Nintendo Officially Declares Breath Of The Wild To Be Outside Of The Zelda Series’ Timeline

Nintendo Officially Declares Breath Of The Wild To Be Outside Of The Zelda Series’ Timeline

It’s official: Breath of the Wild and Tears of the Kingdom don’t fit on any previous Legend of Zelda timeline. As revealed by Nintendo this weekend, the two open-world games that bookended the Switch’s lifespan stand alone in their own version of reality. Which means all that time you spent trying to work out how they fit in with the previous games was futile.

The idea that the Legend of Zelda games exist in some sort of coherent timeline has always struck me as a path that leads to madness. Think too hard on something like that and you’re surely only moments away from drawing spirals all over your walls and ceiling. But it seems Nintendo themselves are determined to encourage such red-string-entangled complexity, grouping 19 Zelda games into an ever-more complicated branching history.

Read More:14 Weird Things Diehard Zelda: Tears of the Kingdom Fans Have To Explain

Australian Nintendo site Vooks picked up on the information during Sydney’s Nintendo Live 2024 over the weekend, posting a photograph of a slide shown by the Japanese publisher that lays it all out. There are two previously established distinct timelines in official Zelda cannon, known as “Hero is Defeated” and “Hero is Triumphant,” which branch off after the events of Ocarina of Time. The latter branch immediately splits into “Child Era” and “Adult Era,” while Breath of the Wild and Tears of the Kingdom just sit awkwardly off to the side, not fitting in anywhere.

According to the slide, chronologically the first game is Skyward Sword, followed by The Minish Cap and Four Swords, before everything splits after Ocarina. This also means that the two most “recent” games end up being the very first ones, The Legend of Zelda and Zelda II: The Adventure of Link, both set in the “Era of Decline.” But the Switch’s epic adventures just float loose, not even chronologically connected to one another.

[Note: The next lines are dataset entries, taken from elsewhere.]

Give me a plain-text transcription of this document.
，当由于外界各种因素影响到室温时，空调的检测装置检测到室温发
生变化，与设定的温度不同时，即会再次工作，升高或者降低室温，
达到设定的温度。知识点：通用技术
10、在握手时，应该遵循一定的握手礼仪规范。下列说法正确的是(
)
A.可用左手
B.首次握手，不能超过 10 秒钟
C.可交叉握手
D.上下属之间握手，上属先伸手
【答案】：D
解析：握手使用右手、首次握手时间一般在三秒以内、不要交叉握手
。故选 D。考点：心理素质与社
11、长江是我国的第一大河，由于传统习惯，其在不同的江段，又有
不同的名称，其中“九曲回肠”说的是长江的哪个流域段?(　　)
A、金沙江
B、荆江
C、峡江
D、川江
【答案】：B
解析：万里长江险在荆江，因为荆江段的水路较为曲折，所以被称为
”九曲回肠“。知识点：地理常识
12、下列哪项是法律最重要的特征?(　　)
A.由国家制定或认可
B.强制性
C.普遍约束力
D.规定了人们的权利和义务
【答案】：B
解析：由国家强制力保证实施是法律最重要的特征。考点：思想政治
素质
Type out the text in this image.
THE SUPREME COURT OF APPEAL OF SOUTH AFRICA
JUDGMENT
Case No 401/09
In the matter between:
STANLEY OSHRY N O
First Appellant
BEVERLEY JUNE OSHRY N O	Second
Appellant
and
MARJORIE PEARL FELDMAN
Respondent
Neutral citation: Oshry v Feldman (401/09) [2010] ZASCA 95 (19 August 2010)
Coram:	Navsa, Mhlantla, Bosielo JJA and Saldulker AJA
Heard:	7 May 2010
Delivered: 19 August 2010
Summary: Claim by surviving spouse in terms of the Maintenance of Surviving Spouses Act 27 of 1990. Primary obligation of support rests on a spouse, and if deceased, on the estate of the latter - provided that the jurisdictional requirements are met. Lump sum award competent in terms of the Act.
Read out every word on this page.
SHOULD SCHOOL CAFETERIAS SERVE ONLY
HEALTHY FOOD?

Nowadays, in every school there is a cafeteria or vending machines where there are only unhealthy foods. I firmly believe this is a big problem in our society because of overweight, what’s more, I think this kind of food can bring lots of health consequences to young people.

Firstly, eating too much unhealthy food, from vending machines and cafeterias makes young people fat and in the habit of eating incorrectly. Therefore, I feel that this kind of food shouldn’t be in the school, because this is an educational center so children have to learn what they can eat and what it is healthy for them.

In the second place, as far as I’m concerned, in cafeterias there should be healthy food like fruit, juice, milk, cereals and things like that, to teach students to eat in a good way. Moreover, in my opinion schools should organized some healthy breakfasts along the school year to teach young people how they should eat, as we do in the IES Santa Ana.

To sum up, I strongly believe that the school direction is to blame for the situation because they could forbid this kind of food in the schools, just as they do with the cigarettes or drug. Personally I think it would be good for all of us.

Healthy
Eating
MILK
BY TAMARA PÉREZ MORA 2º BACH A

It’s worth noting that this official timeline doesn’t mention The Legend of Zelda: Echoes of Wisdom at all.

Surely it’s easier to refuse to even countenance any of this, and to think of Zelda as this big box of toys, and Nintendo gets them all out and plays with them differently every time? Sure, there’s the Link toy and the Zelda toy and the Gannon toy, and they play on the same cloth map, but there’s no reason to want or need them to overlap or interconnect at all. At least, that’s how I stay sane.